Question

State true or false:

If a, b, c, d are rationals, $b>0,d>0,$ and $\sqrt{b},\sqrt{d}$ are surds and $a+\sqrt{b}=c+\sqrt{d}$, then $a=c,b=d.$

• A. True
• B. False

Answer 1

The correct option is A True

Given $a+\sqrt{b}=c+\sqrt{d}$

Case (i): Let $a=c$, then

$a+\sqrt{b}=c+\sqrt{d}\Rightarrow a+\sqrt{b}=a+\sqrt{d}\Rightarrow \sqrt{b}=\sqrt{d}$

Therefore, $b=d$

Case (ii): Let $a\ne c$

Let us take $a=c+k$ where $k$ is a rational number not equal to zero.

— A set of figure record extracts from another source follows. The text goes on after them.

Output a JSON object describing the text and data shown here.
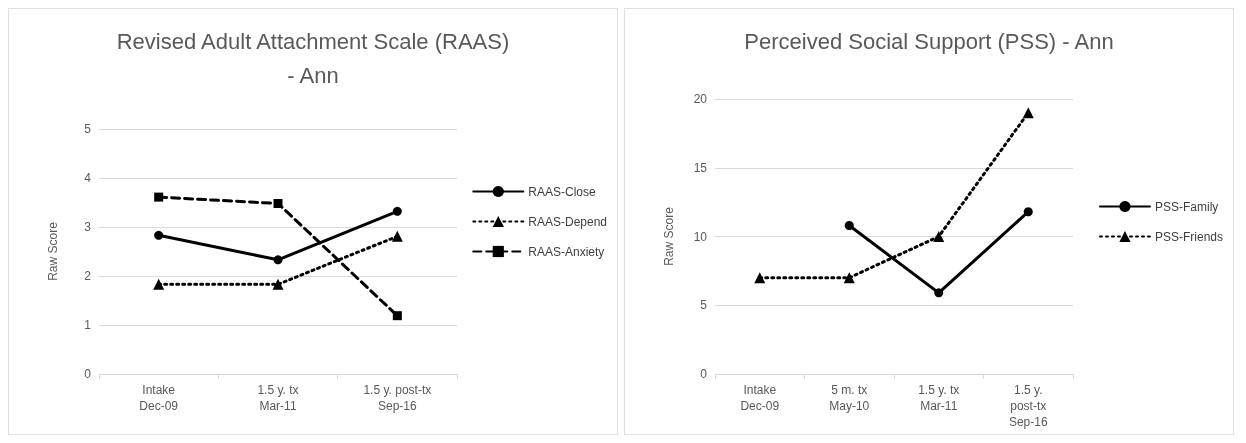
{
  "chart_data": [
    {
      "type": "line",
      "title": "Revised Adult Attachment Scale (RAAS)\n- Ann",
      "ylabel": "Raw Score",
      "categories": [
        "Intake\nDec-09",
        "1.5 y. tx\nMar-11",
        "1.5 y. post-tx\nSep-16"
      ],
      "ylim": [
        0,
        5
      ],
      "yticks": [
        0,
        1,
        2,
        3,
        4,
        5
      ],
      "grid": "y",
      "legend": "right",
      "series": [
        {
          "name": "RAAS-Close",
          "color": "#000000",
          "marker": "circle",
          "line_style": "solid",
          "values": [
            2.83,
            2.33,
            3.32
          ]
        },
        {
          "name": "RAAS-Depend",
          "color": "#000000",
          "marker": "triangle",
          "line_style": "dotted",
          "values": [
            1.83,
            1.83,
            2.81
          ]
        },
        {
          "name": "RAAS-Anxiety",
          "color": "#000000",
          "marker": "square",
          "line_style": "dashed",
          "values": [
            3.61,
            3.48,
            1.19
          ]
        }
      ]
    },
    {
      "type": "line",
      "title": "Perceived Social Support (PSS) - Ann",
      "ylabel": "Raw Score",
      "categories": [
        "Intake\nDec-09",
        "5 m. tx\nMay-10",
        "1.5 y. tx\nMar-11",
        "1.5 y.\npost-tx\nSep-16"
      ],
      "ylim": [
        0,
        20
      ],
      "yticks": [
        0,
        5,
        10,
        15,
        20
      ],
      "grid": "y",
      "legend": "right",
      "series": [
        {
          "name": "PSS-Family",
          "color": "#000000",
          "marker": "circle",
          "line_style": "solid",
          "values": [
            null,
            10.8,
            5.9,
            11.8
          ]
        },
        {
          "name": "PSS-Friends",
          "color": "#000000",
          "marker": "triangle",
          "line_style": "dotted",
          "values": [
            7,
            7,
            10,
            19
          ]
        }
      ]
    }
  ]
}
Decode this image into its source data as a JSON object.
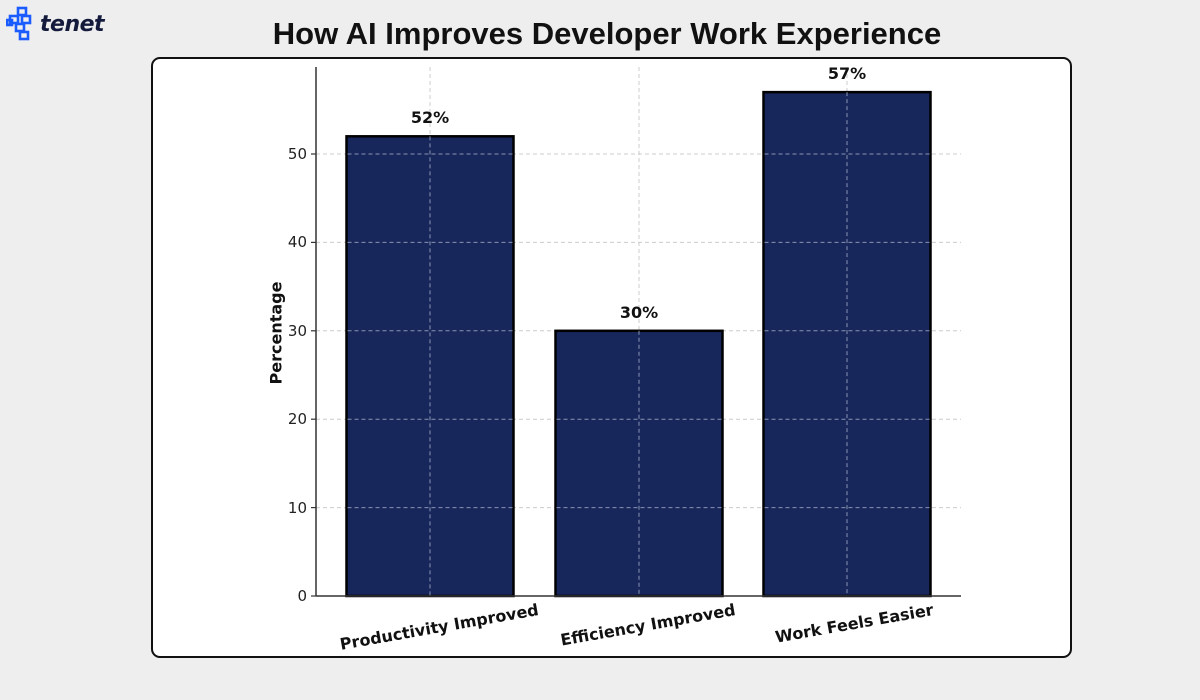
{
  "brand": {
    "name": "tenet",
    "icon": "tenet-logo-icon",
    "color": "#1a5cff"
  },
  "page": {
    "title": "How AI Improves Developer Work Experience"
  },
  "colors": {
    "bar_fill": "#17275c",
    "bar_edge": "#000000",
    "grid": "#cccccc",
    "background": "#eeeeee",
    "card": "#ffffff"
  },
  "chart_data": {
    "type": "bar",
    "title": "How AI Improves Developer Work Experience",
    "xlabel": "",
    "ylabel": "Percentage",
    "categories": [
      "Productivity Improved",
      "Efficiency Improved",
      "Work Feels Easier"
    ],
    "values": [
      52,
      30,
      57
    ],
    "data_labels": [
      "52%",
      "30%",
      "57%"
    ],
    "yticks": [
      0,
      10,
      20,
      30,
      40,
      50
    ],
    "ylim": [
      0,
      59.85
    ],
    "grid": true,
    "grid_style": "dashed",
    "legend": null,
    "xtick_rotation": 10
  }
}
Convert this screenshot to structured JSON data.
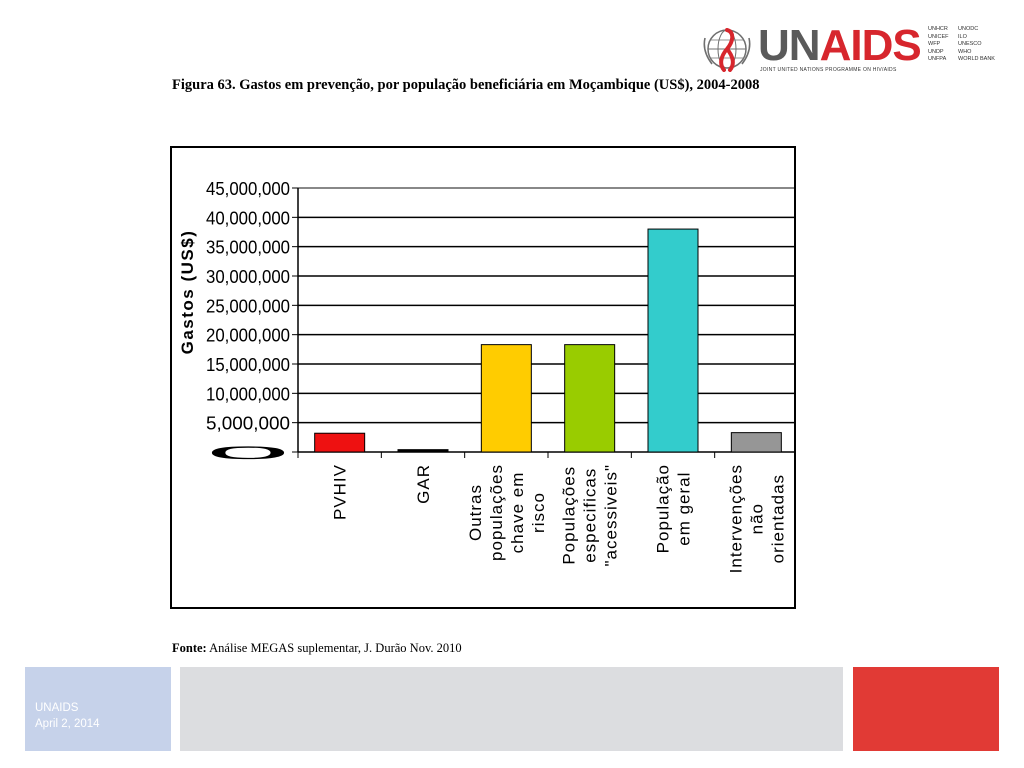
{
  "logo": {
    "wordmark_un": "UN",
    "wordmark_aids": "AIDS",
    "tagline": "JOINT UNITED NATIONS PROGRAMME ON HIV/AIDS",
    "cosponsors_col1": [
      "UNHCR",
      "UNICEF",
      "WFP",
      "UNDP",
      "UNFPA"
    ],
    "cosponsors_col2": [
      "UNODC",
      "ILO",
      "UNESCO",
      "WHO",
      "WORLD BANK"
    ]
  },
  "figure": {
    "title": "Figura 63. Gastos em prevenção, por população beneficiária em Moçambique (US$), 2004-2008"
  },
  "source": {
    "label": "Fonte:",
    "text": " Análise MEGAS suplementar, J. Durão Nov. 2010"
  },
  "footer": {
    "org": "UNAIDS",
    "date": "April 2, 2014"
  },
  "chart_data": {
    "type": "bar",
    "title": "",
    "xlabel": "",
    "ylabel": "Gastos (US$)",
    "ylim": [
      0,
      45000000
    ],
    "yticks": [
      0,
      5000000,
      10000000,
      15000000,
      20000000,
      25000000,
      30000000,
      35000000,
      40000000,
      45000000
    ],
    "ytick_labels": [
      "0",
      "5,000,000",
      "10,000,000",
      "15,000,000",
      "20,000,000",
      "25,000,000",
      "30,000,000",
      "35,000,000",
      "40,000,000",
      "45,000,000"
    ],
    "grid": true,
    "legend": "none",
    "categories": [
      [
        "PVHIV"
      ],
      [
        "GAR"
      ],
      [
        "Outras",
        "populações",
        "chave em",
        "risco"
      ],
      [
        "Populações",
        "especificas",
        "\"acessiveis\""
      ],
      [
        "População",
        "em geral"
      ],
      [
        "Intervenções",
        "não",
        "orientadas"
      ]
    ],
    "values": [
      3200000,
      400000,
      18300000,
      18300000,
      38000000,
      3300000
    ],
    "colors": [
      "#ee1111",
      "#000000",
      "#ffcc00",
      "#99cc00",
      "#33cccc",
      "#969696"
    ]
  }
}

Then we have,

$a+\sqrt{b}=c+\sqrt{d}\Rightarrow (c+k)+\sqrt{b}=a+\sqrt{d}\Rightarrow k+\sqrt{b}=\sqrt{d}$

Let us now square on both the sides,

${(k+\sqrt{b})}^2={\left(\sqrt{d}\right)}^2\Rightarrow k^2+b+2k\sqrt{b}=d\Rightarrow 2k\sqrt{b}=d-k^2-b$

Notice that the RHS is a rational number.

Hence $\sqrt{b}$ is a rational number

This is possible only when $b$ is square of a rational number.

Hence, $d$ is also square of a rational number as $k+\sqrt{b}=\sqrt{d}$.